Fränkisches Derby bleibt trotz Festnahmen weitgehend friedlich
Über 16.000 Fans füllten das Stadion beim 276. Fränkischen Derby zwischen der SpVgg Greuther Fürth und dem 1. FC Nürnberg. Das Spiel endete mit einem 1:1-Unentschieden, doch im Mittelpunkt stand vor allem die Sicherheit: Die Polizei setzte strenge Maßnahmen durch, um die rivalisierenden Fangruppen voneinander zu trennen.
Rund 3.500 Nürnberger Anhänger reisten zur Partie an, wobei etwa 1.000 von Beamten direkt in den Gästeblock begleitet wurden. Die Polizei hielt die beiden Gruppen räumlich strikt getrennt und verhinderte so größere Ausschreitungen.
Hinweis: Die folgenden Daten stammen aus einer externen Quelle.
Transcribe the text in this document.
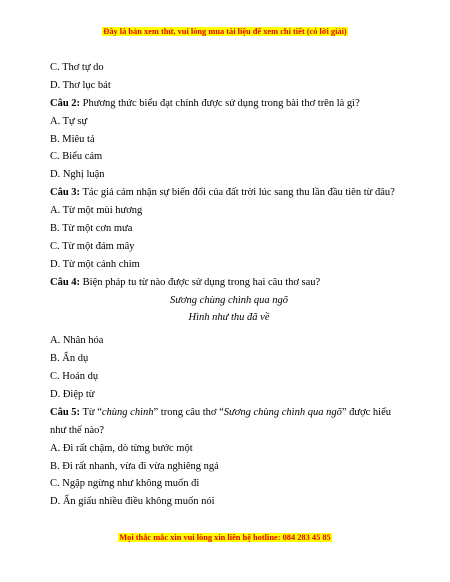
Đây là bản xem thử, vui lòng mua tài liệu để xem chi tiết (có lời giải)

C. Thơ tự do

D. Thơ lục bát

Câu 2: Phương thức biểu đạt chính được sử dụng trong bài thơ trên là gì?

A. Tự sự

B. Miêu tả

C. Biểu cảm

D. Nghị luận

Câu 3: Tác giả cảm nhận sự biến đổi của đất trời lúc sang thu lần đầu tiên từ đâu?

A. Từ một mùi hương

B. Từ một cơn mưa

C. Từ một đám mây

D. Từ một cánh chim

Câu 4: Biện pháp tu từ nào được sử dụng trong hai câu thơ sau?

Sương chùng chình qua ngõ

Hình như thu đã về

A. Nhân hóa

B. Ẩn dụ

C. Hoán dụ

D. Điệp từ

Câu 5: Từ “chùng chình” trong câu thơ “Sương chùng chình qua ngõ” được hiểu

như thế nào?

A. Đi rất chậm, dò từng bước một

B. Đi rất nhanh, vừa đi vừa nghiêng ngả

C. Ngập ngừng như không muốn đi

D. Ẩn giấu nhiều điều không muốn nói

Mọi thắc mắc xin vui lòng xin liên hệ hotline: 084 283 45 85
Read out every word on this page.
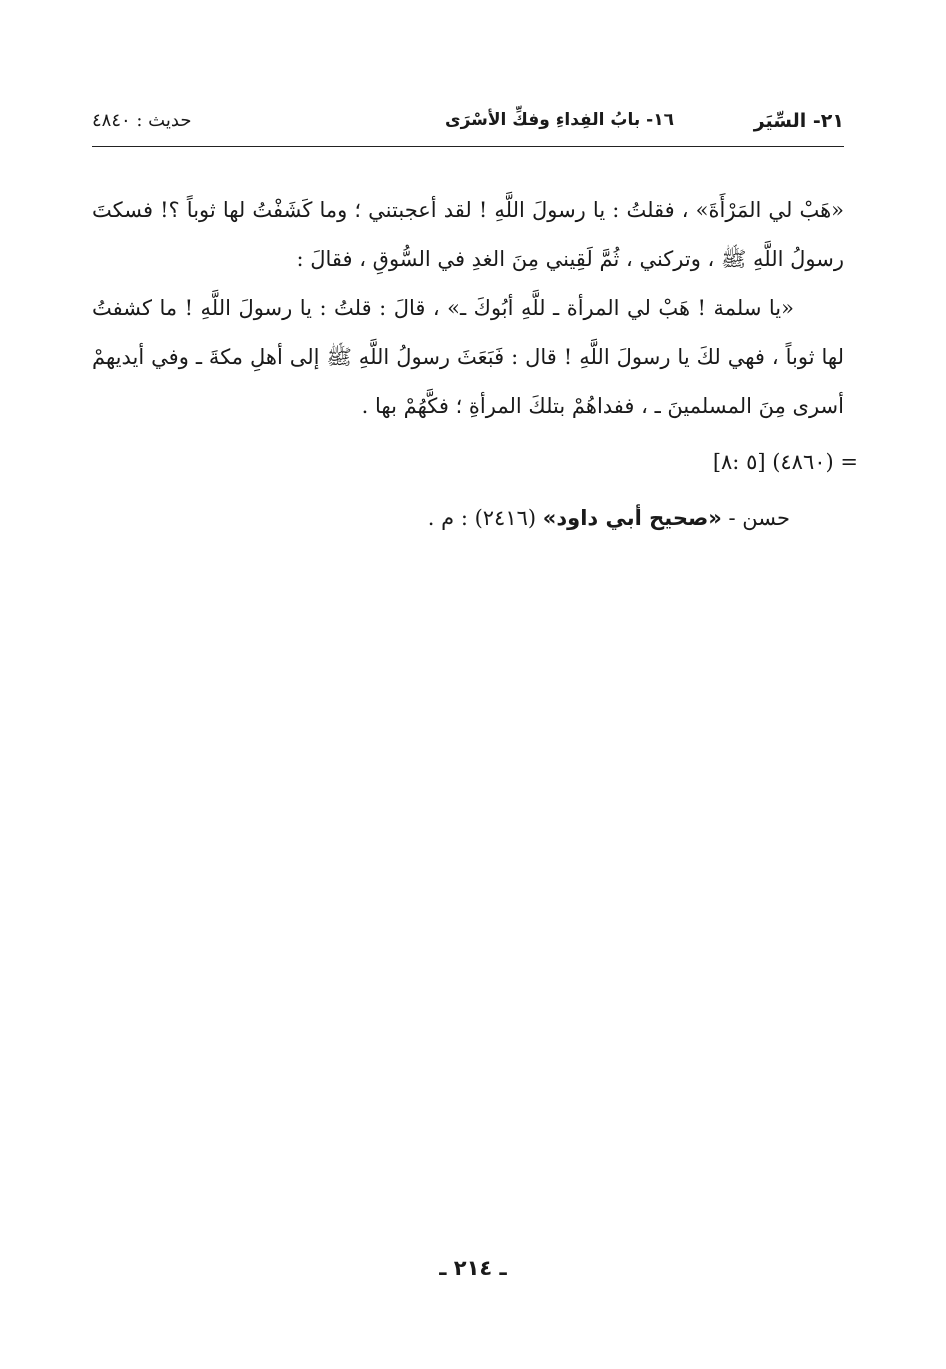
٢١- السِّيَر
١٦- بابُ الفِداءِ وفكِّ الأسْرَى
حديث : ٤٨٤٠

«هَبْ لي المَرْأَةَ» ، فقلتُ : يا رسولَ اللَّهِ ! لقد أعجبتني ؛ وما كَشَفْتُ لها ثوباً ؟! فسكتَ رسولُ اللَّهِ ﷺ ، وتركني ، ثُمَّ لَقِيني مِنَ الغدِ في السُّوقِ ، فقالَ :

«يا سلمة ! هَبْ لي المرأة ـ للَّهِ أبُوكَ ـ» ، قالَ : قلتُ : يا رسولَ اللَّهِ ! ما كشفتُ لها ثوباً ، فهي لكَ يا رسولَ اللَّهِ ! قال : فَبَعَثَ رسولُ اللَّهِ ﷺ إلى أهلِ مكةَ ـ وفي أيديهمْ أسرى مِنَ المسلمينَ ـ ، ففداهُمْ بتلكَ المرأةِ ؛ فكَّهُمْ بها .

= (٤٨٦٠) [٥ :٨]
حسن - «صحيح أبي داود» (٢٤١٦) : م .
ـ ٢١٤ ـ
Abseits des Stadions kam es zu einem Zusammenstoß zwischen acht Personen aus verfeindeten Fanlagern, die vorläufig festgenommen wurden. Trotz einzelner Vorfälle verlief der Einsatz weitgehend reibungslos – Hundertschaftsbeamte sorgten für Ordnung. Nach dem Abpfiff wurden drei weitere Personen wegen Beleidigung, Widerstands gegen die Staatsgewalt und tätlicher Angriffe auf Polizisten verhaftet.
Der Leiter des Fürther Polizeireviers bezeichnete den Tag im Nachhinein als friedlich. Die Trennung der Fangruppen erwies sich als wirksam und ermöglichte einen weitgehend störungsfreien Spielbetrieb.
Das Derby verlief ohne größere Unruhen – dank strenger Sicherheitsvorkehrungen und sorgfältiger Planung. Zwar gab es einige Festnahmen, doch die überwiegende Mehrheit der Fans verblieb ohne Zwischenfälle. Die Behörden bestätigten, dass der Einsatz sein Ziel erreicht habe: die Sicherheit und Trennung der Anhänger zu gewährleisten.